To add word pairs, simply add them to the
resource/<languageCode>/confusion_sets.txt
file of your language. If
such a file doesn’t exist for your language, ask the
developers to add one. However, you
need massive amounts of ngram data which is easily available only for
English, German, French, Spanish, Italian, Russian, Chinese, and
Hebrew. Here’s an example line from that file:
word1; word2; 10 # comment
In this example, word1
and word2
are two similar words that can
easily be confused. The order of these words doesn’t matter to LT, but
we recommend sorting them alphabetically. 10
is a factor that
determines how much the word used in the text is preferred. If you use
1
here, the other word will be suggested as a correction even when
it’s only a little bit more probable than the word from the text. In
many cases, this would lead to false alarms. To avoid those, use a
larger factor, often something from 10
to 10000000
. To decide
what’s a good compromise between finding many errors and not creating
too many false alarms, use ConfusionRuleEvaluator.java
:
Run ConfusionRuleEvaluator.java
from your IDE. It will print the
options you need to provide: the token pair, the language code, the
ngram directory, and an evaluation file with example sentences that
contain the words in their correct context. It will show output like
this:
Factor: 10 - 5 false positives, 11 false negatives
Summary: p=0.997, r=0.994, 2000, 3grams, 2015-09-16
Factor: 100 - 2 false positives, 22 false negatives
Summary: p=0.999, r=0.989, 2000, 3grams, 2015-09-16
Factor: 1000 - 2 false positives, 42 false negatives
Summary: p=0.999, r=0.979, 2000, 3grams, 2015-09-16
p=
is the precision value, i.e. the probability that a correct use of
a word is detected as correct. This value needs to be close to 1
, as
the difference between 1
and the value indicates the amount of false
alarms the rule will throw. r=
is the recall, i.e. the probability
that an incorrect use of a word is detected as incorrect. The closer
this is to 1
, the better, but a high precision should be preferred.

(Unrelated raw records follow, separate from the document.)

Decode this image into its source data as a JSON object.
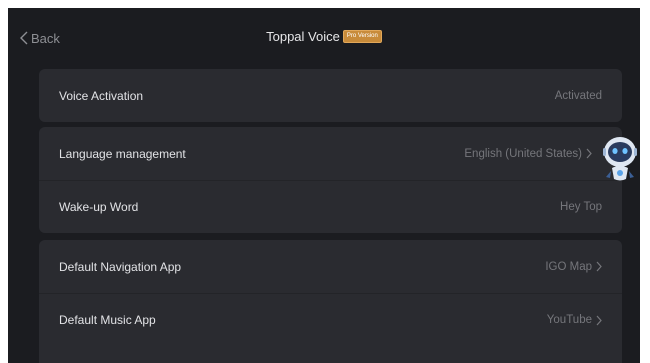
{
  "header": {
    "back_label": "Back",
    "title": "Toppal Voice",
    "badge": "Pro Version"
  },
  "sections": [
    {
      "rows": [
        {
          "label": "Voice Activation",
          "value": "Activated"
        }
      ]
    },
    {
      "rows": [
        {
          "label": "Language management",
          "value": "English (United States)"
        },
        {
          "label": "Wake-up Word",
          "value": "Hey Top"
        }
      ]
    },
    {
      "rows": [
        {
          "label": "Default Navigation App",
          "value": "IGO Map"
        },
        {
          "label": "Default Music App",
          "value": "YouTube"
        }
      ]
    }
  ],
  "colors": {
    "background": "#1b1c20",
    "card": "#2a2b30",
    "badge": "#c88b3a",
    "assistant": "#5aa3e8"
  },
  "icons": {
    "back": "chevron-left-icon",
    "row_arrow": "chevron-right-icon",
    "assistant": "robot-assistant-icon"
  }
}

You can now choose the factor value that has a good compromise between
precision and recall and add it as the third value for this pair of
words in confusion_sets.txt
.
There’s also the chance that even a very high factor doesn’t cause a
good precision. As a rule of thumb, the precision should be at least
0.995
for very common words and 0.99
for other words. If that’s not
possible with any factor, or if the recall is very low (< 0.5
), this
pair of words might simply not be a good fit for ngram-based error
detection.
Of course the result of evaluation depends on what you use as input:
the input itself may contain errors. That’s why
ConfusionRuleEvaluator.java
will also print the cases that are
probably false alarms. If they aren’t, you should probably clean up the
input. For English, we use a combination of Wikipedia and Tatoeba as
input. The fewer of the affected words appear in Wikipedia and Tatoeba,
the less meaningful the evaluation output will become. For English, we
try to use at least 1000 example sentences for each word.
your
and you're
cannot be detected,
as you're
is internally split into more than one token.